Arguably, the most powerful aspect of curcumin is its ability to control inflammation. "The journal Oncogene published the results of a study that evaluated several anti-inflammatory compounds and found that aspirin and ibuprofen are least effective, while curcumin is among the most effective anti-inflammatory compounds in the world," said Dr. Josh Axe, DNM, CNS, DC, bestselling author of Eat Dirt. "This news should have reached every household in the world after the study was conducted, because inflammation puts people at risk for almost every disease process known to man," he said.

You can find turmeric in powder culinary spice form and in its whole root form, as well as in tincture, tablets, and capsules. "A good starting dose for its anti-inflammatory benefits is 400 to 600 mg of standardized powder or curcumin turmeric extract three times a day as tolerated," Dr.

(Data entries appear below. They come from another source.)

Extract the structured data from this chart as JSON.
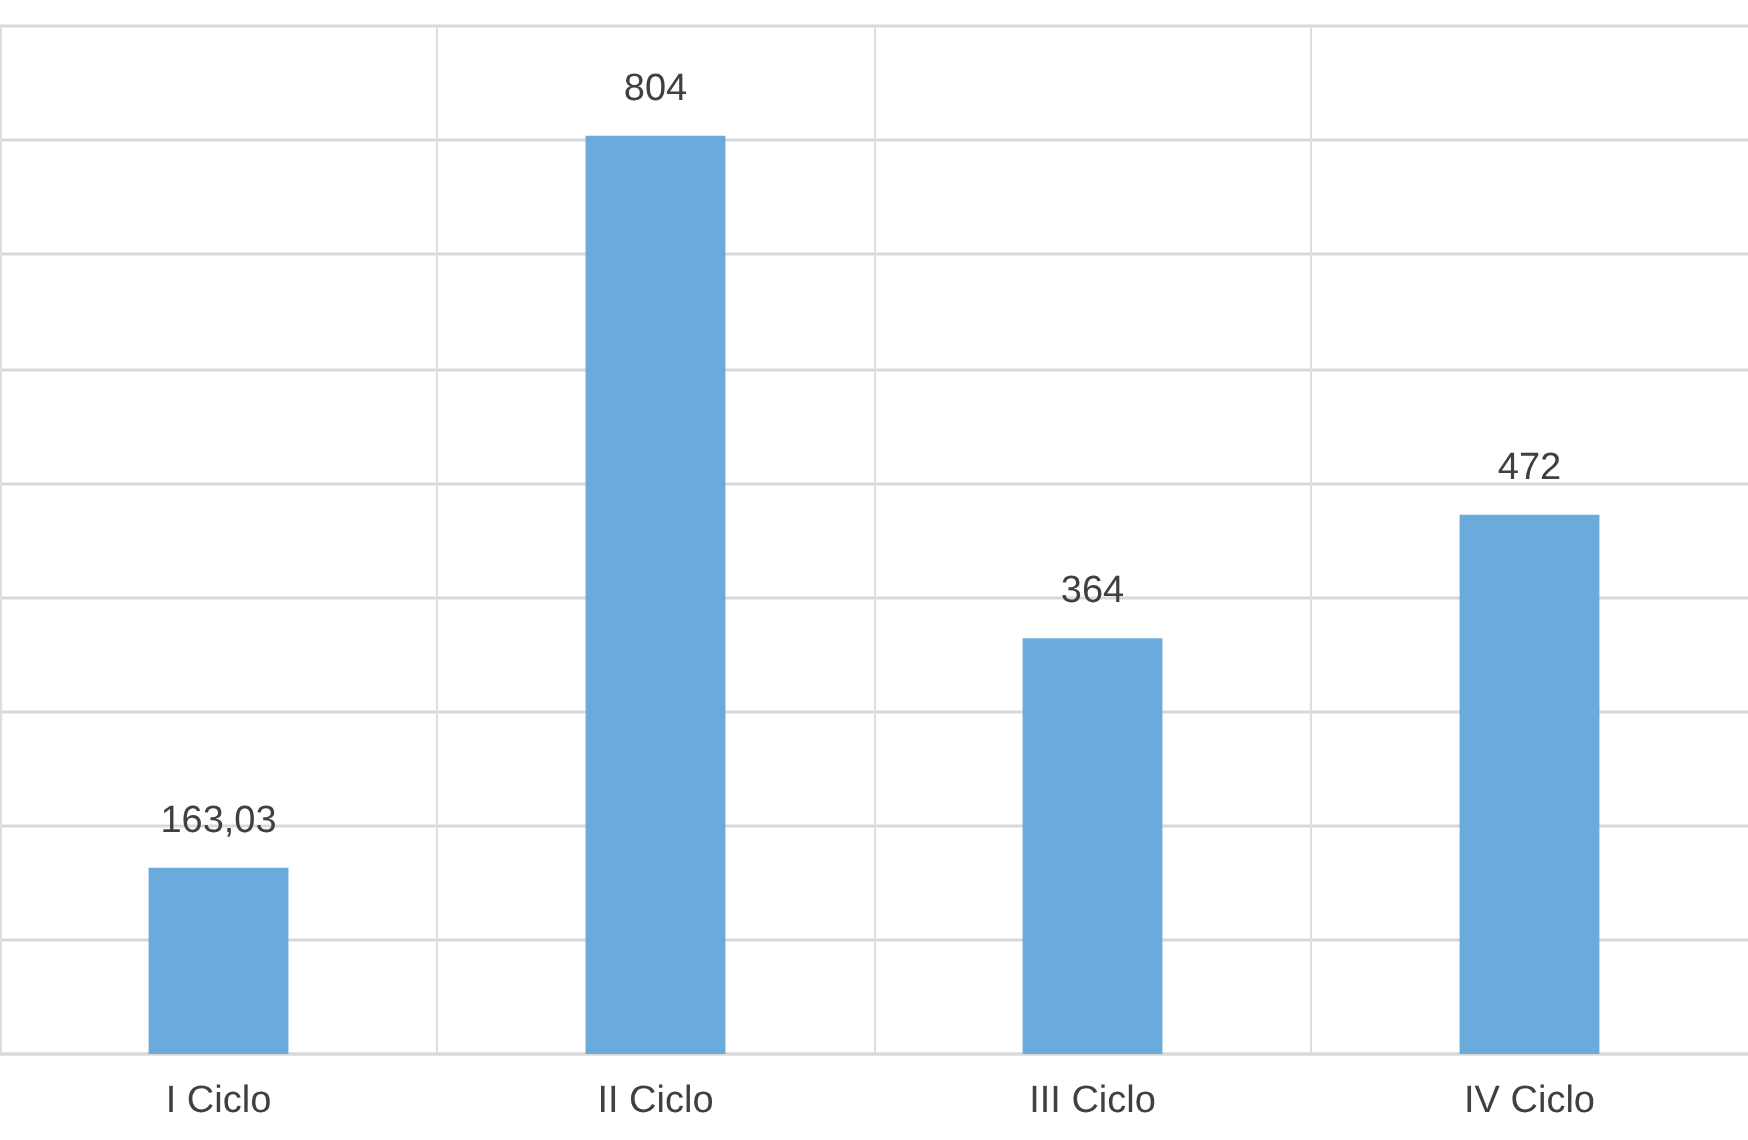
{
  "chart_data": {
    "type": "bar",
    "categories": [
      "I Ciclo",
      "II Ciclo",
      "III Ciclo",
      "IV Ciclo"
    ],
    "values": [
      163.03,
      804,
      364,
      472
    ],
    "value_labels": [
      "163,03",
      "804",
      "364",
      "472"
    ],
    "color": "#6aabdb",
    "ylim": [
      0,
      900
    ],
    "yticks": [
      {
        "value": 0,
        "label": null
      },
      {
        "value": 100,
        "label": null
      },
      {
        "value": 200,
        "label": null
      },
      {
        "value": 300,
        "label": null
      },
      {
        "value": 400,
        "label": null
      },
      {
        "value": 500,
        "label": null
      },
      {
        "value": 600,
        "label": null
      },
      {
        "value": 700,
        "label": null
      },
      {
        "value": 800,
        "label": null
      },
      {
        "value": 900,
        "label": null
      }
    ],
    "tick_labels": "x",
    "grid": true
  }
}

Gandhi said. "Cut-root dose is 1.5g-3g per day, dried powdered root 1g-3g per day, and tincture (1:2) 15-30 drops up to four times per day, as mentioned by University of Maryland Medical Center."

When taking it for GI issues, you need to find a formula with black pepper or piperine in it, because it is better absorbed. The black pepper stops the turmeric from breaking down as quickly, which keeps it in your system longer. When taking it for any autoimmune issues, you can take the turmeric by itself.

Caution with turmeric should be noted since it can act as a blood thinner and should be avoided before surgery. It can also cause GI upset in some patients and can reduce blood sugars in diabetic patients. "It can increase gallbladder contraction, which is not a good idea for patients suffering with gallstones. I discourage my patients trying to conceive [from taking] it since it can actually act as contraception and advise my nursing and pregnant mothers to use it with caution since it may stimulate uterine contractions," said Dr. Gandhi, who encourages patients to cook with it daily for anti-inflammatory effects, but encourages a supplement if looking for a higher dosage.

"Cooking with spices is perfect, but you need a higher dose if you're targeting a specific ailment. I am a big fan of turmeric golden milk latte, as well as turmeric ginger teas," Dr. Gandhi said. You can also try an iced golden milk latte.

But that's not the only option out there; in fact, the options are endless. "I prefer turmeric used fresh," said Ariane Resnick, author, certified nutritionist, and celebrity chef. "I like it best as a tea made exactly as you would ginger (slice then boil in water), sipped throughout the day. This method has helped so many people with chronic pain who I've worked with. You can make the tea as a concentrate then add just a tablespoon or two to each glass of water you drink. In this manner, one root will last up to several days," she said.

Whether we are using it in our lattes or teas, or using it as an addition to our curries and soups, it seems turmeric is something we should be stocking up on fast this Winter season.